The other thing I wanted to do was use an older and under-powered computer, so we went with a computer with just 640MB of RAM and running Windows XP.
For the COBOL compiler I used my own product, KOBOL, the fastest COBOL out there from our tests a few years ago. One of the most expensive verbs in the COBOL language is the “UNSTRING” command, which will parse a string based on delimiter(s) into one or more variables. It’s very convenient other than the requirement of having all variables defined ahead of time, so you need to know the data you’re working with. This is not a restriction in Go but I wanted to define both apps in as similar a way as possible.
To keep the test simple, all we are going to do is read the file and parse it on the comma delimiter into the requisite number of variables. With the low amount of RAM and the large number of records, I had assumed the results should be pretty similar as we were going to be doing a lot of reading from disk. I was rather surprised at the results, though. We did a reboot between each run to make sure the system was in a similar state each time and we ran the test multiple times to confirm results, the aggregate scores will be reflected here.

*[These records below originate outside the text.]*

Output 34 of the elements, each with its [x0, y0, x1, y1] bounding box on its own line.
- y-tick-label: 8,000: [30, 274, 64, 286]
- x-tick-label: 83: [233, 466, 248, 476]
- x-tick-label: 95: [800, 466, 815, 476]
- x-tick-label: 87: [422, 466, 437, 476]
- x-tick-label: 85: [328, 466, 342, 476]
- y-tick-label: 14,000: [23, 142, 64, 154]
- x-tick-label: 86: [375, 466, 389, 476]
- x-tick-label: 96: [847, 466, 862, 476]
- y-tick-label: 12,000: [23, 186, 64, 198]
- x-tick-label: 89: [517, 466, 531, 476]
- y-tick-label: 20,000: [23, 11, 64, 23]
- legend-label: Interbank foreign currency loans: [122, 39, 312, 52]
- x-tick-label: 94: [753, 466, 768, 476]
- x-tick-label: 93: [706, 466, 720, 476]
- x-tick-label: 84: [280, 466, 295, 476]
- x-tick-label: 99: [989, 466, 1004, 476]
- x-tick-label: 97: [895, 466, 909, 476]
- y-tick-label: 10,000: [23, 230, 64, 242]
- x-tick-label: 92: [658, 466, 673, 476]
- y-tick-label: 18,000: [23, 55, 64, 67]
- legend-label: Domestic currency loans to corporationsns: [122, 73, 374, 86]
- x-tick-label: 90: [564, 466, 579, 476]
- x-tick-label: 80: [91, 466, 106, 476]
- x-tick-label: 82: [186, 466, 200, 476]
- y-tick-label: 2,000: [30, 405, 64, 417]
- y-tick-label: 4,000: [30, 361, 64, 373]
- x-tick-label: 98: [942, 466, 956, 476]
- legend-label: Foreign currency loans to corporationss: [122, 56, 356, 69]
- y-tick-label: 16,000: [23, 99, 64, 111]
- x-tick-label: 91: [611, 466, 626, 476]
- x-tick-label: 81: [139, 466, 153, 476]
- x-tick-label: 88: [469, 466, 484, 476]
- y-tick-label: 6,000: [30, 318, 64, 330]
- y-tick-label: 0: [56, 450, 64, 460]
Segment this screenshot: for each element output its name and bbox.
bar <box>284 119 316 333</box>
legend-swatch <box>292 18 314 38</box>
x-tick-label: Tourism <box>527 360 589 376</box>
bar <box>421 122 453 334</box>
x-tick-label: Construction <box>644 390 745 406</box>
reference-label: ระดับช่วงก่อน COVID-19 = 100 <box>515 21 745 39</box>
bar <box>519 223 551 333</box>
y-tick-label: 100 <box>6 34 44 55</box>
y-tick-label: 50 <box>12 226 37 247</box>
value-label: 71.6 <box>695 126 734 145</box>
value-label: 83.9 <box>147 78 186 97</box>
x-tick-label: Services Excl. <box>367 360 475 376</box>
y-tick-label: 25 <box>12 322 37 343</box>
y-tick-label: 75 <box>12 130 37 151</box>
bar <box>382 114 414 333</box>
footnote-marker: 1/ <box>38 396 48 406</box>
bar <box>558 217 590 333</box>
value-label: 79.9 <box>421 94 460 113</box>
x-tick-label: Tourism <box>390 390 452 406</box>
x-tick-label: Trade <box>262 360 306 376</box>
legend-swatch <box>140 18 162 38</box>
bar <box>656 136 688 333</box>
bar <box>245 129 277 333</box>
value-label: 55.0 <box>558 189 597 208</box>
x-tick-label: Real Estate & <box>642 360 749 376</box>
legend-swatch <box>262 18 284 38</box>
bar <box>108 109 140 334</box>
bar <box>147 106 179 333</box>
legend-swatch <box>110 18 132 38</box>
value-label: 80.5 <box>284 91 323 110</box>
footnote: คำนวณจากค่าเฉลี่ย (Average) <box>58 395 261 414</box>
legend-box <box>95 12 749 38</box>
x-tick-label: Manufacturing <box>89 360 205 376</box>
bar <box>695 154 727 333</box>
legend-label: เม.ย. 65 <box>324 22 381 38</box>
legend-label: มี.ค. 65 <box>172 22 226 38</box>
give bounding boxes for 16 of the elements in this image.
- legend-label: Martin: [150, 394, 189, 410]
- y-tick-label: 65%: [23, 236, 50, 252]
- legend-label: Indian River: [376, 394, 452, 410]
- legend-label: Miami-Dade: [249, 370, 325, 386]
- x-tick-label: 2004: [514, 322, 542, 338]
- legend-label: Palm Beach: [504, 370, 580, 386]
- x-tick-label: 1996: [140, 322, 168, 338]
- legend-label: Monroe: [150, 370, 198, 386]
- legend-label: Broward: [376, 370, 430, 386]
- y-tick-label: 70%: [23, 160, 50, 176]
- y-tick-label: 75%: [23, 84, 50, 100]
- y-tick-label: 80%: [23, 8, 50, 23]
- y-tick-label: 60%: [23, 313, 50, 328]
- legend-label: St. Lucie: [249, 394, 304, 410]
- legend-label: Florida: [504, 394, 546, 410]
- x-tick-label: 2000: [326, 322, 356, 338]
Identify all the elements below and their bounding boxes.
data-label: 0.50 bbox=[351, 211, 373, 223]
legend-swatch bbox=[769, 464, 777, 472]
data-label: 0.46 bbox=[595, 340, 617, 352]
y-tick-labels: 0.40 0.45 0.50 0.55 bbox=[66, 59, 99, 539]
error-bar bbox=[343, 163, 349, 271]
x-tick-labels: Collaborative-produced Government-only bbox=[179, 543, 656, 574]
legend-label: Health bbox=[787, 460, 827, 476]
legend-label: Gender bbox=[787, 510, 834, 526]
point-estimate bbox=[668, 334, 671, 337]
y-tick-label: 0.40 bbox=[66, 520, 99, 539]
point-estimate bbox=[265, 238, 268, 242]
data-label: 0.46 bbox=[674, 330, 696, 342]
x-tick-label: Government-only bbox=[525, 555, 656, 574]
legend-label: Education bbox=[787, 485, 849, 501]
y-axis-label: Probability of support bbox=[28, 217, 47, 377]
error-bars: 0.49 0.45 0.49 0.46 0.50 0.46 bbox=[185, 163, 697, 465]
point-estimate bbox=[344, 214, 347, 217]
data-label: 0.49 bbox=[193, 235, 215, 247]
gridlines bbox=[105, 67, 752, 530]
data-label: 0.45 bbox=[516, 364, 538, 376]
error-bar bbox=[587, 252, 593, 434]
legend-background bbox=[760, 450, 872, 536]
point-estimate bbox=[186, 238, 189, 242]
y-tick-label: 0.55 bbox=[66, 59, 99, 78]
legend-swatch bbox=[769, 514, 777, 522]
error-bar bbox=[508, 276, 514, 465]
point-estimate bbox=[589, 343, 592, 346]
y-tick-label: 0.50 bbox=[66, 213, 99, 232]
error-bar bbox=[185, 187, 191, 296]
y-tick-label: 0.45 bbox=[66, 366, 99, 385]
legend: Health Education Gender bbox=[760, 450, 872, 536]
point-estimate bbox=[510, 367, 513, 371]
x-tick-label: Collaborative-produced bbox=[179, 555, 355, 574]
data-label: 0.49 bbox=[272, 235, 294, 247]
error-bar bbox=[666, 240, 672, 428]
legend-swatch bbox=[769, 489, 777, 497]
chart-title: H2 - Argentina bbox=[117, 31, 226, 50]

To add a bit of a twist, the Go language has multiple ways to read a file. I kept it simple and restricted myself to READ and READALL. The functional difference is that READALL will slurp the entire file into memory first and then you perform your operations on it there. Here are the numbers, and then we’ll review the results:
COBOL 2 minutes 28.27 seconds
Go READ 40.55 seconds
Go READALL 6 minutes 17.5 seconds
For the COBOL app, I even tested removing all the processing on the records and just left the reads, and it only resulted in a change of a few seconds, which really surprised me. Apparently my KOBOL compiler was even more efficient than I thought. I then ran the GO programs on a 64-bit Windows 7 machine with 4gb of RAM to see how they’d do. I didn’t do this with KOBOL because we don’t have a 64bit version.
Go READ 23.10 seconds
Go READALL 23.61 seconds
Look at that difference for READALL. It still isn’t as fast as READ but the change between RAM and architecture made an enormous difference. While it was less than 2x improvement on READ it was closer to 9x for READALL. What this tells me though is that the performance of READALL for any serious batch processing is a very bad idea because the results will change so dramatically between systems. It might be a great idea for small files, but I would stay away from it for batch processing.
I like COBOL quite a bit for doing what it was intended to do, but Go is modern, clean, portable, compiled, fast and very similar to what is being taught these days. Go is light years ahead of working in Java, which is in no way suited to a COBOL replacement. The more I work with Go, the more I like it as a replacement for almost every other language out there, from the Web to servers chunking through millions of healthcare records.
So to answer the question in the title, Go can go really fast. Faster than the COBOL workhorse that is running the world’s computers currently.